Ethan Rose has included six sculptures from his “Movements–Multiples” series. The plywood planks each hold five music box mechanisms that have been individually modified. Tines are bent back and rendered useless or broken off altogether. The works beg to be touched; when wound up (even the enticing winding sound intoxicates) they play eerily altered versions of an identical composition. Each viewer creates their own unique experience by choosing which of the devices to activate; in this way Rose’s original score will never be complete and exists only as a suggestion.
Andrea Longacre-White’s prints and sculpture imply interaction by processing technological devices. Distressed black and white images of iPads are printed large from manipulated and degraded scans. These sheets are stapled directly to the wall and wear the scars of previous showings; this physical mark echoes the human hand inherent in her sculpture. Her quizzical floor-based assemblage consists of Apple iPad replicas, cast modular power sources and USB chargers. Plaster dummy versions of tablets are futilely plugged into the wall while additional cords coil throughout the tableau, connecting to 3D-printed sockets or nothing at all.
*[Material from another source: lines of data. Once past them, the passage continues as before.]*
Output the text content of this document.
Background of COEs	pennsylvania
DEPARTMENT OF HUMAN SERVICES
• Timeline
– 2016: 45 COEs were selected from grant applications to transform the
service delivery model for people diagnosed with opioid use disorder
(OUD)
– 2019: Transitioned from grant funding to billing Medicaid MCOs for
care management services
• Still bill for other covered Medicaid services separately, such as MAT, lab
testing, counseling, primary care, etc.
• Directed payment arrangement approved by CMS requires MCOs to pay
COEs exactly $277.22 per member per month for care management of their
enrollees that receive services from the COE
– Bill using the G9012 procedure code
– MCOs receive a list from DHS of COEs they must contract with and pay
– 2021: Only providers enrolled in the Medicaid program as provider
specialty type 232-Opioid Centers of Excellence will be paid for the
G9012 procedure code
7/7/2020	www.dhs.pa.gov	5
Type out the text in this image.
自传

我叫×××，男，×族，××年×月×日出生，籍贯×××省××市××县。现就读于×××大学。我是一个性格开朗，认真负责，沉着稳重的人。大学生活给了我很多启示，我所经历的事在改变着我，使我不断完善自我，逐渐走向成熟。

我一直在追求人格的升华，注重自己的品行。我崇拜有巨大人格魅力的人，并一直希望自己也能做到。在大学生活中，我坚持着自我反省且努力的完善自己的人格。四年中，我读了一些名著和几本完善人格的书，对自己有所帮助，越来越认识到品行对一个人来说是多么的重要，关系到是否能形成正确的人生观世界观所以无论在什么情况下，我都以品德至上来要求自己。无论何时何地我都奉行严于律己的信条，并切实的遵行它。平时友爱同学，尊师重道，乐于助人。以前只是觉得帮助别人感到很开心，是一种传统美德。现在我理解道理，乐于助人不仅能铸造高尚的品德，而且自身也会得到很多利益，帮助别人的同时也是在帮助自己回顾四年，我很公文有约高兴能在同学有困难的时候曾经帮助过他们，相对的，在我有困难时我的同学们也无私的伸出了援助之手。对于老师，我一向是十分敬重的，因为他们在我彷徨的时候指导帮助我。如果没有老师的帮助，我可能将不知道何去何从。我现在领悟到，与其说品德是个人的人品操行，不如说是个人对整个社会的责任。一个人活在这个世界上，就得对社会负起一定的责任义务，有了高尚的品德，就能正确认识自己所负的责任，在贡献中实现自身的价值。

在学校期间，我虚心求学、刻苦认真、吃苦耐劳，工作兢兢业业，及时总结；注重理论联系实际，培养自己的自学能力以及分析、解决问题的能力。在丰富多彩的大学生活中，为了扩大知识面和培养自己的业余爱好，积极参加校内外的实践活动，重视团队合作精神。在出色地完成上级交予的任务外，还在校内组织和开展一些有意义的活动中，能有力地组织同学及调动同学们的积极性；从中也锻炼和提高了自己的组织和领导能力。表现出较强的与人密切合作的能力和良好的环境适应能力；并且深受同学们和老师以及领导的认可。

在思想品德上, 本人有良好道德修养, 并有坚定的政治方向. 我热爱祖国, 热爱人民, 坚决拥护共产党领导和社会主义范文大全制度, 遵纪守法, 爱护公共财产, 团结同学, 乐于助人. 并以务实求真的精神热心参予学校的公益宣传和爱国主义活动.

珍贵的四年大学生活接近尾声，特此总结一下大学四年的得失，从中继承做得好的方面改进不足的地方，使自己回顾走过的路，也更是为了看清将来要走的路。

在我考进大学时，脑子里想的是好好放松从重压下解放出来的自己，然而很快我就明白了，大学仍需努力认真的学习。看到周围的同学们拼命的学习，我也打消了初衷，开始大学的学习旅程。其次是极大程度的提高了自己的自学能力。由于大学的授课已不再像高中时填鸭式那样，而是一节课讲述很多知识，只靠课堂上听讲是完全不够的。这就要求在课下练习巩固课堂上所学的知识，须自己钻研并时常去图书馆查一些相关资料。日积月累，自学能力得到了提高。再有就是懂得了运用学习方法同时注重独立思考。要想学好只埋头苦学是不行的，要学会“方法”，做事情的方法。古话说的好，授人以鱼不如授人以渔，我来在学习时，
By making the familiar unfamiliar and the functional redundant, Longacre-White’s works quietly question use-value and our increasingly fraught relationship with digital technology.
The discreet bodily presence demonstrated by Longacre-White’s work is consistent throughout the show. The works here are corporeal without being figurative; what good is an iPad without a hand to swipe it with? (Erin Toale)
Through August 23 at Regards, 2216 West Chicago.